I also love the way the filmmakers established camera angles from right over the shoulder of the catcher.  One not only gets a visceral sense of the speed of pitches coming in, but you see the sweeping arcs of line drives to the outfield right off the bat, as if you were the hitter yourself.

Look closely — there’s a hill out there in Crosley Field!

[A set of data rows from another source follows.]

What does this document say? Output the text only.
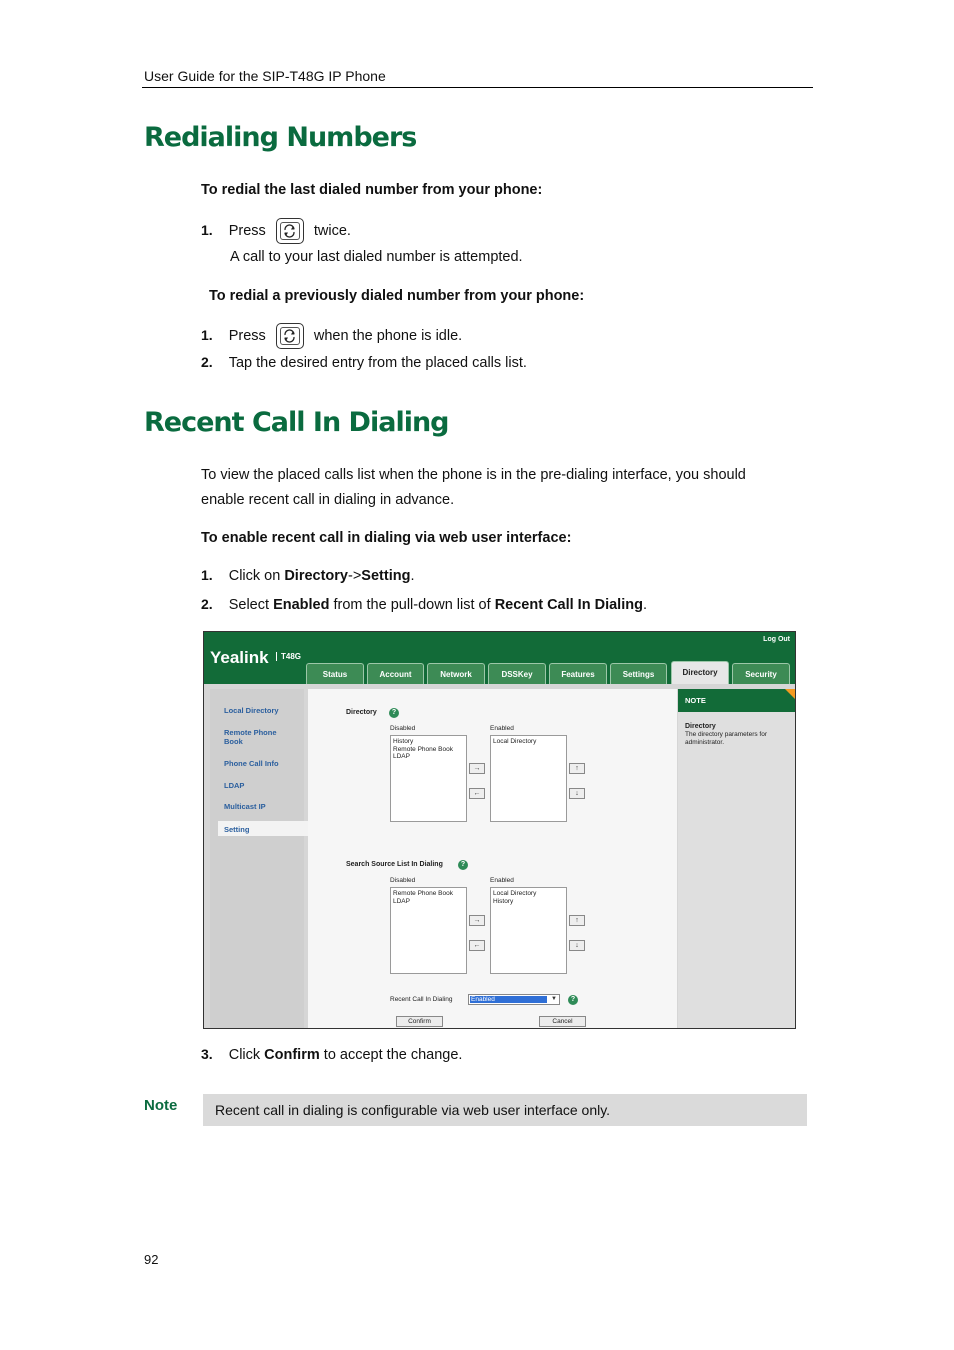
User Guide for the SIP-T48G IP Phone
Redialing Numbers
To redial the last dialed number from your phone:
1. Press	twice.
A call to your last dialed number is attempted.
To redial a previously dialed number from your phone:
1. Press	when the phone is idle.
2. Tap the desired entry from the placed calls list.
Recent Call In Dialing
To view the placed calls list when the phone is in the pre-dialing interface, you should
enable recent call in dialing in advance.
To enable recent call in dialing via web user interface:
1. Click on Directory->Setting.
2. Select Enabled from the pull-down list of Recent Call In Dialing.
Yealink	T48G
Log Out
Status	Account	Network	DSSKey	Features	Settings	Directory	Security
Local Directory
Remote Phone Book
Phone Call Info
LDAP
Multicast IP
Setting
Directory	?
Disabled	Enabled
History
Remote Phone Book
LDAP
Local Directory
→
←
↑
↓
Search Source List In Dialing	?
Disabled	Enabled
Remote Phone Book
LDAP
Local Directory
History
→
←
↑
↓
Recent Call In Dialing	Enabled	▼	?
Confirm	Cancel
NOTE
Directory
The directory parameters for administrator.
3. Click Confirm to accept the change.
Note	Recent call in dialing is configurable via web user interface only.
92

And thanks to the marvels of computer generated imagery, “42” managed to recreate the sights and spatial sense of the interiors of old ball parks.  These were famous stadiums that were destroyed before I got a chance to see them:  the Polo Grounds in New York, Ebbets Field in Brooklyn, and Crosley Field in Cincinnati.  (It’s too bad that the film didn’t put in the four foot slope that extended up to the left field fence in Crosley Field, but I suppose that this detail would have just confused or distracted viewers).

Finally, if you don’t understand the appeal of baseball, but are interested in having your life deeply enriched by it, (how can you not want to have your life enriched by baseball?) you should read a wonderful book by Doris Kearns Goodwin entitled Wait Till Next Year.  My wife’s book club (which isn’t exactly packed with baseball fans) is reading it this summer.  It’s Goodwin’s memoir about growing up in Brooklyn as a hopelessly smitten fan of the Dodgers.  Her account of her first communion is worth the price of admission.  It’s a wonderful account of baseball, family and history.  What could be better for a summer read?